Okay, so the gender preference begins to become understandable. But then I became confused yet again when you start to bring in the religious angle. While the media has recently discovered the Christian adoption movement and several controversial articles have been written on it, it is impossible to deny that many people cite religious reasons for adopting. Many people say that they felt called to adoption in light of James 1:27 “Pure and genuine religion in the sight of God the Father means caring for orphans and widows in their distress and refusing to let the world corrupt you.” I’ve heard people say “God called us to adopt a little girl” more times than I can count.
Now, I should say upfront that in my religious tradition, we talk a lot about discernment but it is less common than in the evangelical churches to discern a clear specific message from God. My husband and I felt that God was calling us to adopt, but we did not get a lightening bolt message as regards race, age, or gender. I do believe that God calls people to specific tasks, but when I look at the sheer number of people called to adopt a little girl, I have to wonder why God isn’t calling more people to adopt boys, or older children, or children with big special needs? The cynical side of me thinks that some of these people are reading their own desires into God’s message, because it is hard for me to understand why God would call families with 3, 4, or 5 girls to wait in line for months to adopt a girl when there are so many boys waiting for families. When Jesus said to welcome the children in His name, I’m sure that included boys, who are “the least of these” in the world of adoption.
But in charity, I remind myself that it is always easy to obey God’s call when it aligns with your desires. Maybe the families that are being called to adopt boys, older children, and children with big special needs are trying to ignore that call. I know that when we first considered adoption, a girl is exactly what sprang to mind for us. And with three boys and a single daughter, who could blame us? But when we learned how long the boys waited, it tugged at our hearts because we love our boys so much. Yes, I wanted a daughter, but I have one. Was having another really so important? After a lot of prayer, discussion (between ourselves and our children), and yet more discernment, we decided that we couldn’t choose when we had biological children, so why should it matter when you adopt? Adoption, for us, was about welcoming a child into our family, and not about trying to create our personal idea of the perfect family.
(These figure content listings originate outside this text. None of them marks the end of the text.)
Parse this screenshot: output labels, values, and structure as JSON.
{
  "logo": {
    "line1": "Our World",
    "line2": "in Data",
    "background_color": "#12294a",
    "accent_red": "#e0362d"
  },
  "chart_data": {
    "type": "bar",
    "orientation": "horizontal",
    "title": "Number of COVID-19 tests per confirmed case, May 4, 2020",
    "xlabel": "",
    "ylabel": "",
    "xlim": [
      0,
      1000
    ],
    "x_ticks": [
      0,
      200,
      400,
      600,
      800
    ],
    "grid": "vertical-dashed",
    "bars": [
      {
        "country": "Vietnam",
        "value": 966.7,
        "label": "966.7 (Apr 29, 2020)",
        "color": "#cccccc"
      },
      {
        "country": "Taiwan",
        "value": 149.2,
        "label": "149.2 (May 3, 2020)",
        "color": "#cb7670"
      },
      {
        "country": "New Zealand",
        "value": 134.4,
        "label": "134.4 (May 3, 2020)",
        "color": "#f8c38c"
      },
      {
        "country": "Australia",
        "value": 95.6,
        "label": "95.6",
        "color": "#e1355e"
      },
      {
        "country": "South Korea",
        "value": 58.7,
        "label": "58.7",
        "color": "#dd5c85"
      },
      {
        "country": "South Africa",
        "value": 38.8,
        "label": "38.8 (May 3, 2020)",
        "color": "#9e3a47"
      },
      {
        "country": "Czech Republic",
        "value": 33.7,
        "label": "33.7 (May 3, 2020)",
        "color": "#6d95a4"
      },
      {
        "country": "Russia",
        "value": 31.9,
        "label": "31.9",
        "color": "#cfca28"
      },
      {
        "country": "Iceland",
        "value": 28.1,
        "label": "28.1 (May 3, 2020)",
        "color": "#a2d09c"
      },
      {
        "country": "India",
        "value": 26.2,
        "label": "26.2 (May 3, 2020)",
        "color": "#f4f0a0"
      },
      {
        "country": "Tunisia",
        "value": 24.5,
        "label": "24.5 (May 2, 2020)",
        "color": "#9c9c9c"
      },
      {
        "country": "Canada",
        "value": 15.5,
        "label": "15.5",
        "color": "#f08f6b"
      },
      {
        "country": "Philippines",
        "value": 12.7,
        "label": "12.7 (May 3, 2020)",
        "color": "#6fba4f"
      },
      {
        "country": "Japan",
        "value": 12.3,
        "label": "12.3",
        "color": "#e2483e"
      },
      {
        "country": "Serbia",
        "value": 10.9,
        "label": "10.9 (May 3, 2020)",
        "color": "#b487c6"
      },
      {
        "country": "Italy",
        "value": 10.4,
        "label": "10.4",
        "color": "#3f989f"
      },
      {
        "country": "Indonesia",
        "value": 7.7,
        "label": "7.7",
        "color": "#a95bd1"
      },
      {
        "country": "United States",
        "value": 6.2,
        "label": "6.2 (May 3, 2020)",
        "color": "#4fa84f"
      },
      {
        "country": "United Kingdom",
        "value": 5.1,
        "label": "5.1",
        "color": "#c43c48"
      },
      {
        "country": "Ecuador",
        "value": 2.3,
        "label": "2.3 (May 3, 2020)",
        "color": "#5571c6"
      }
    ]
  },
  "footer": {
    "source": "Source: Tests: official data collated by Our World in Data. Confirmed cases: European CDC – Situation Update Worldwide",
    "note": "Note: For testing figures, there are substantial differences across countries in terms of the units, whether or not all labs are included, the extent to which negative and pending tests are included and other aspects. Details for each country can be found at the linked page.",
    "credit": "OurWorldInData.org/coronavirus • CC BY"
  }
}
I don’t expect all families to make the same decision as us, or to come to the same conclusions. I’m not trying to berate those who adopted or hope to adopt a girl, nor am I trying to make you feel bad. I can certainly understand how sticking with the familiar would be easier if you already have a girl or girls. But I hope that families, and especially women who are usually the driving force behind the adoption decision, will take a good look at their motivations. Maybe a few more people will realize that they have a place in their home and hearts for a boy after all. If you take a chance, you might realize all of the fun that a boy can bring to your life!